Durante mis exploraciones matutinas de marea baja, también empecé a notar, a parte de los registros, unas formaciones que bauticé como “mierditas”, porque claramente parecían heces de arena. Y lo son, estuve investigando y resulta que son una especie de gusano, que vive debajo de la arena y excreta de tal forma. Todo se mezcla y una mañana me levanto con la urgencia de irme para el taller a conjugar ideas.
Nunca he sido fan del trabajo manual en rollos, nunca, pero a todxs nos llega nuestra hora.
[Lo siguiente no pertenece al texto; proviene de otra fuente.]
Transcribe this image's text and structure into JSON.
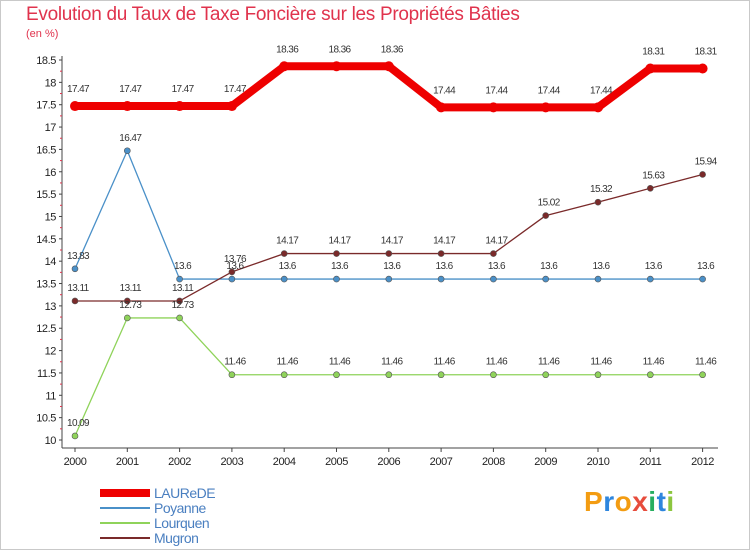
{
  "title": "Evolution du Taux de Taxe Foncière sur les Propriétés Bâties",
  "subtitle": "(en %)",
  "logo": {
    "text": "Proxiti",
    "letters": [
      "P",
      "r",
      "o",
      "x",
      "i",
      "t",
      "i"
    ],
    "colors": [
      "#f39c12",
      "#2e86de",
      "#f39c12",
      "#e74c3c",
      "#27ae60",
      "#2e86de",
      "#8cc63f"
    ]
  },
  "chart_data": {
    "type": "line",
    "title": "Evolution du Taux de Taxe Foncière sur les Propriétés Bâties",
    "ylabel": "(en %)",
    "xlabel": "",
    "categories": [
      "2000",
      "2001",
      "2002",
      "2003",
      "2004",
      "2005",
      "2006",
      "2007",
      "2008",
      "2009",
      "2010",
      "2011",
      "2012"
    ],
    "ylim": [
      10,
      18.5
    ],
    "yticks": [
      "10",
      "10.5",
      "11",
      "11.5",
      "12",
      "12.5",
      "13",
      "13.5",
      "14",
      "14.5",
      "15",
      "15.5",
      "16",
      "16.5",
      "17",
      "17.5",
      "18",
      "18.5"
    ],
    "series": [
      {
        "name": "LAUReDE",
        "color": "#ee0000",
        "values": [
          17.47,
          17.47,
          17.47,
          17.47,
          18.36,
          18.36,
          18.36,
          17.44,
          17.44,
          17.44,
          17.44,
          18.31,
          18.31
        ],
        "labels": [
          "17.47",
          "17.47",
          "17.47",
          "17.47",
          "18.36",
          "18.36",
          "18.36",
          "17.44",
          "17.44",
          "17.44",
          "17.44",
          "18.31",
          "18.31"
        ]
      },
      {
        "name": "Poyanne",
        "color": "#4a90c8",
        "values": [
          13.83,
          16.47,
          13.6,
          13.6,
          13.6,
          13.6,
          13.6,
          13.6,
          13.6,
          13.6,
          13.6,
          13.6,
          13.6
        ],
        "labels": [
          "13.83",
          "16.47",
          "13.6",
          "13.6",
          "13.6",
          "13.6",
          "13.6",
          "13.6",
          "13.6",
          "13.6",
          "13.6",
          "13.6",
          "13.6"
        ]
      },
      {
        "name": "Lourquen",
        "color": "#8fd35a",
        "values": [
          10.09,
          12.73,
          12.73,
          11.46,
          11.46,
          11.46,
          11.46,
          11.46,
          11.46,
          11.46,
          11.46,
          11.46,
          11.46
        ],
        "labels": [
          "10.09",
          "12.73",
          "12.73",
          "11.46",
          "11.46",
          "11.46",
          "11.46",
          "11.46",
          "11.46",
          "11.46",
          "11.46",
          "11.46",
          "11.46"
        ]
      },
      {
        "name": "Mugron",
        "color": "#7a2a2a",
        "values": [
          13.11,
          13.11,
          13.11,
          13.76,
          14.17,
          14.17,
          14.17,
          14.17,
          14.17,
          15.02,
          15.32,
          15.63,
          15.94
        ],
        "labels": [
          "13.11",
          "13.11",
          "13.11",
          "13.76",
          "14.17",
          "14.17",
          "14.17",
          "14.17",
          "14.17",
          "15.02",
          "15.32",
          "15.63",
          "15.94"
        ]
      }
    ],
    "legend_position": "bottom-left",
    "grid": false
  }
}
Quise cortar camino. ¿Qué tal si intentaba usar una arcilla suave y extruirla con una manga de pastelería? Ya había utilizado este recurso en otro momento… pero luego de varias sesiones intentándolo supe que no funcionaría. Había que hacer los rollos.
Los primeros intentos, divinos hasta que hay que torcer… la arcilla no da para eso. Toca mejorar la pasta. Varias semanas después, ya he creado un cuerpo arcilloso más bondadoso para mi cometido y puedo continuar.
En el momento que escribo esto, tengo el primer registro 3d metido en el horno en alta temperatura, le faltan aún 100 grados para acabar.